An employment appeal tribunal made the ruling and it could set a new precedent for what homecare workers should be paid for.

The decision comes in the wake of a Unison newsbreak that nearly 200,000 domiciliary workers were being paid less than the minimum wage as they were not paid for the time taken between visits.

The employment appeal tribunal found BJP Home Support, a homecare provider in Guisborough in the north-east of England, should have paid its employee for the time spent travelling between homecare visits and for the “sleepover” shifts she did at the house of three people with Down’s syndrome.

Already solicitors are warning that this ruling could have implications for the whole homecare sector: “To comply with this ruling, many care providers will have to change their existing working arrangements. The consequences for non-compliance include civil penalties and criminal sanctions,” one has warned.

This emerging case law is no doubt going to pose considerable operating challenges.

Bottom line: Fees will have to rise if businesses are to survive if the definition of ‘working time’ is upheld.

Norman Lamb was reported in the Guardian as saying: “We want to build a fairer society, and that’s why we believe it is unacceptable for any employer to break the minimum wage law. We know there are too many examples of social care organisations paying people less than the minimum wage by not taking account of travel times and the government has already taken steps to crack down on this.”

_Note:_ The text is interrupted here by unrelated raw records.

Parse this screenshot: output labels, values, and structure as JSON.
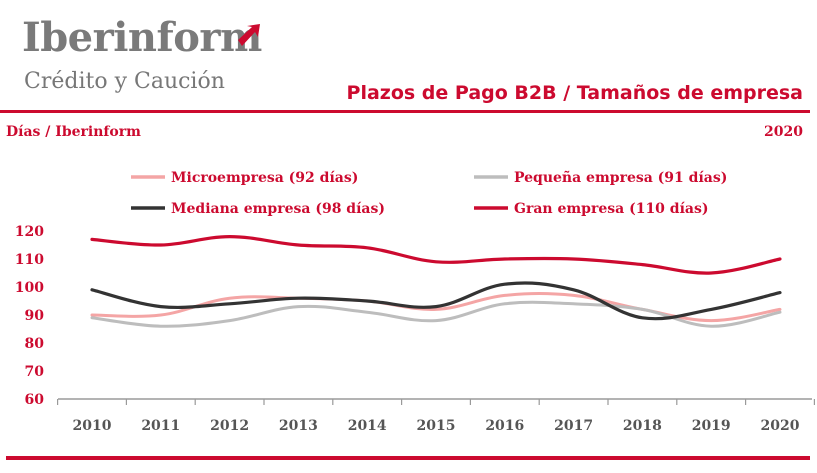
{
  "header": {
    "logo_name": "Iberinform",
    "logo_tagline": "Crédito y Caución",
    "title": "Plazos de Pago B2B / Tamaños de empresa",
    "subtitle": "Días / Iberinform",
    "year": "2020"
  },
  "colors": {
    "brand": "#cc0a2f",
    "logo_gray": "#7a7a7a"
  },
  "chart_data": {
    "type": "line",
    "categories": [
      "2010",
      "2011",
      "2012",
      "2013",
      "2014",
      "2015",
      "2016",
      "2017",
      "2018",
      "2019",
      "2020"
    ],
    "ylim": [
      60,
      120
    ],
    "yticks": [
      60,
      70,
      80,
      90,
      100,
      110,
      120
    ],
    "grid": false,
    "legend_position": "top",
    "series": [
      {
        "name": "Microempresa (92 días)",
        "color": "#f4a5a5",
        "values": [
          90,
          90,
          96,
          96,
          95,
          92,
          97,
          97,
          92,
          88,
          92
        ]
      },
      {
        "name": "Pequeña empresa (91 días)",
        "color": "#bdbdbd",
        "values": [
          89,
          86,
          88,
          93,
          91,
          88,
          94,
          94,
          92,
          86,
          91
        ]
      },
      {
        "name": "Mediana empresa (98 días)",
        "color": "#333333",
        "values": [
          99,
          93,
          94,
          96,
          95,
          93,
          101,
          99,
          89,
          92,
          98
        ]
      },
      {
        "name": "Gran empresa (110 días)",
        "color": "#cc0a2f",
        "values": [
          117,
          115,
          118,
          115,
          114,
          109,
          110,
          110,
          108,
          105,
          110
        ]
      }
    ]
  }
}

Perhaps the government also needs to consider how, with ever-increasing restriction on budgets, these providers are going to pay.

And what about the issue of retrospective claims? I dread to think of the domino effect this ruling will have on those who actually need the caring. Perhaps the government priorities on spending needs to change as it stage manages the wages of people it does not employ.

And before I’m shot: No, I’m not defending poor, law-breaking pay, but my role with West Midlands Care Association demands me being a realist.

Answers please . . . where is the extra funding coming from to maintain these potential salary rises?